Jane Doe presents for evaluation of chronic left-sided periorbital headache. A complete review of her history reveals that she has also had left-sided upper molar pain and right ear aching/fullness for which she has multiple evaluations. Over the years, dental, primary care, and ENT specialists have evaluated the tooth and ear symptoms and ruled
out dental, sinus, and ear disease. She gets some relief with application of a hot towel on her face at night. She’s tried muscle relaxers and NSAIDs to transient benefit. At this point she is frustrated, confused, and hopeless about her continued orofacial pain.
Physical examination revealed restricted intersegmental motion at the upper cervical spine, suboccipital muscle tenderness, masseter muscle tenderness, and restricted mouth opening range of motion. Further evaluation of masticatory function revealed overactivity of the lateral pterygoids, as demonstrated by early jaw protrusion upon mouth opening, resulting in probable derangement of the temporomandibular discs and an audible click.
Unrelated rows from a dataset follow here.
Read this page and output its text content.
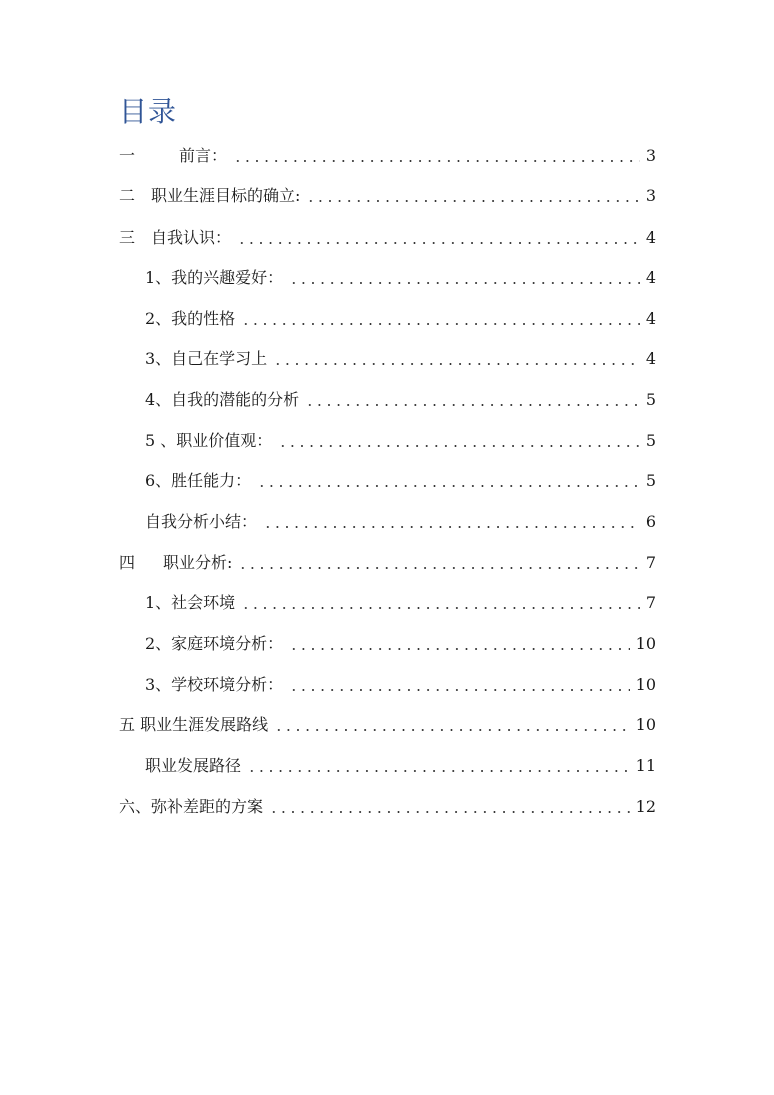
目录
一	前言：	3
二 职业生涯目标的确立:	3
三 自我认识：	4
1、我的兴趣爱好：	4
2、我的性格	4
3、自己在学习上	4
4、自我的潜能的分析	5
5 、职业价值观：	5
6、胜任能力：	5
自我分析小结：	6
四 职业分析:	7
1、社会环境	7
2、家庭环境分析：	10
3、学校环境分析：	10
五 职业生涯发展路线	10
职业发展路径	11
六、弥补差距的方案	12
Yet, the TMJs did not demonstrate findings consistent with significant articular derangement or capsulitis. Pressure at the masseter, temporalis, and suboccipital muscles reproduces the symptoms of ear, tooth, and frontal head pain, respectively.
We began a two month course of manual therapy and rehabilitative exercise to improve temporomandibular and craniocervical motion and stability patterns. She demonstrated excellent performance of exercises to improve suprahyoid and deep cervical flexor muscle activity during mouth opening. She was given a home exercise program and self-care techniques to maintain improved masticatory function.
At three month follow-up, she maintained resolution of orofacial pain. She was no longer limited by her pain and felt empowered by her important role in correcting this major problem.
This case describes the rehabilitative management of temporomandibular joint dysfunction. As with many other types of functional, musculoskeletal pain, the etiology and perpetuating factors are varied. TMD may be a constellation of capsulitis, myofascial pain syndrome, psychosocial confounders, and functional alteration extending beyond the masticatory system. Masticatory, respiratory, and spinal stability mechanics are fully integrated, and functional impairments may be found across any of these systems. Our philosophy of rehabilitation is that provider and patient work together to remediate the functional movement impairment found to be overloading the pain generator.
In this case, the pain generator was found to be the myofascial trigger points, chronically perpetuated by faulty biomechanical stability systems. Careful examination to identify both the pain generator and key perpetuating factors is necessary successful rehabilitative management of temporomandibular joint dysfunction.